Darnell Julie S, Campbell Richard T
School of Public Health, University of Illinois at Chicago (Drs Darnell and Campbell).
J Public Health Manag Pract. 2015 Mar-Apr;21(2):141-50. doi: 10.1097/PHH.0000000000000120.
Succession planning has received scant attention in the public health sector, despite its potential to generate operational efficiencies in a sector facing chronic budgetary pressures and an aging workforce.
We examined the extent to which local health departments (LHDs) are engaged in succession planning and assessed the factors associated with having a succession plan.
We conducted a national cross-sectional Web-based survey of workforce recruitment and retention activities in a sample of LHDs responding to the National Association of County & City Health Officials' 2010 Profile Study and then linked these data sets to fit a multivariable logistic regression model to explain why some LHDs have succession plans and others do not.
Top executives in a national sample of LHDs.
Presence or absence of succession planning.
Two hundred twenty-five LHDs responded to the survey, yielding a 43.3% response rate, but no statistically significant differences between respondents and nonrespondents were detected. Only 39.5% reported having a succession plan. Performance evaluation activities are more common in LHDs with a succession plan than in LHDs without a plan. In adjusted analyses, the largest LHDs were 7 times more likely to have a succession plan than the smallest. Compared with state-governed LHDs, locally governed LHDs were 3.5 times more likely, and shared governance LHDs were 6 times more likely, to have a succession plan. Every additional year of experience by the top executive was associated with a 5% increase in the odds of having a succession plan. Local health departments that report high levels of concern about retaining staff (vs low concern) had 2.5 times higher adjusted odds of having a succession plan.

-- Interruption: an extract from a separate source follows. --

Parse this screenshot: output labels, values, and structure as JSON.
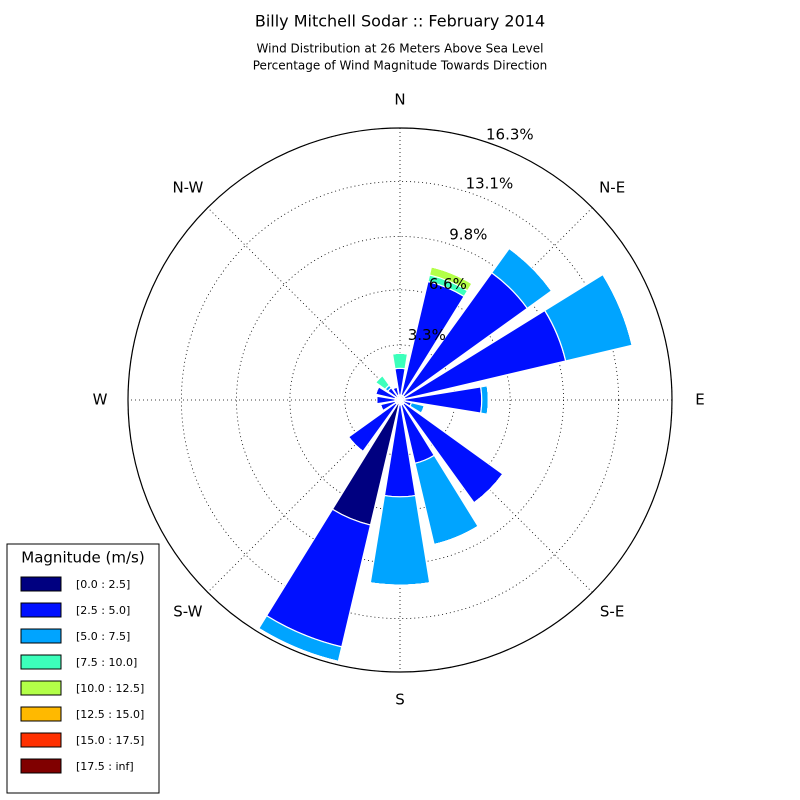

This study provides the first national data on succession planning in LHDs and sheds light on LHDs' readiness to meet the workforce-related accreditation standards.
尽管继任计划有潜力在面临长期预算压力和劳动力老龄化的公共卫生部门提高运营效率,但该部门对其关注甚少。
我们研究了地方卫生部门(LHD)参与继任计划的程度,并评估了与拥有继任计划相关的因素。
我们对回复美国县市卫生官员协会2010年概况研究的LHD样本中的劳动力招聘和留用活动进行了全国性的基于网络的横断面调查,然后将这些数据集关联起来,以拟合多变量逻辑回归模型,解释为什么一些LHD有继任计划而另一些没有。
LHD全国样本中的高层管理人员。
是否有继任计划。
225个LHD回复了调查,回复率为43.3%,但未发现回复者和未回复者之间有统计学上的显著差异。只有39.5%的LHD报告有继任计划。有继任计划的LHD比没有计划的LHD更常开展绩效评估活动。在调整分析中,最大的LHD拥有继任计划的可能性是最小的LHD的7倍。与由州政府管理的LHD相比,由地方政府管理的LHD拥有继任计划的可能性高3.5倍,共享治理的LHD拥有继任计划的可能性高6倍。高层管理人员每增加一年工作经验,拥有继任计划的几率就增加5%。对留住员工高度关注(与低度关注相比)的地方卫生部门拥有继任计划的调整几率高2.5倍。
本研究提供了关于LHD继任计划的首批全国性数据,并揭示了LHD为满足与劳动力相关的认证标准做好准备情况。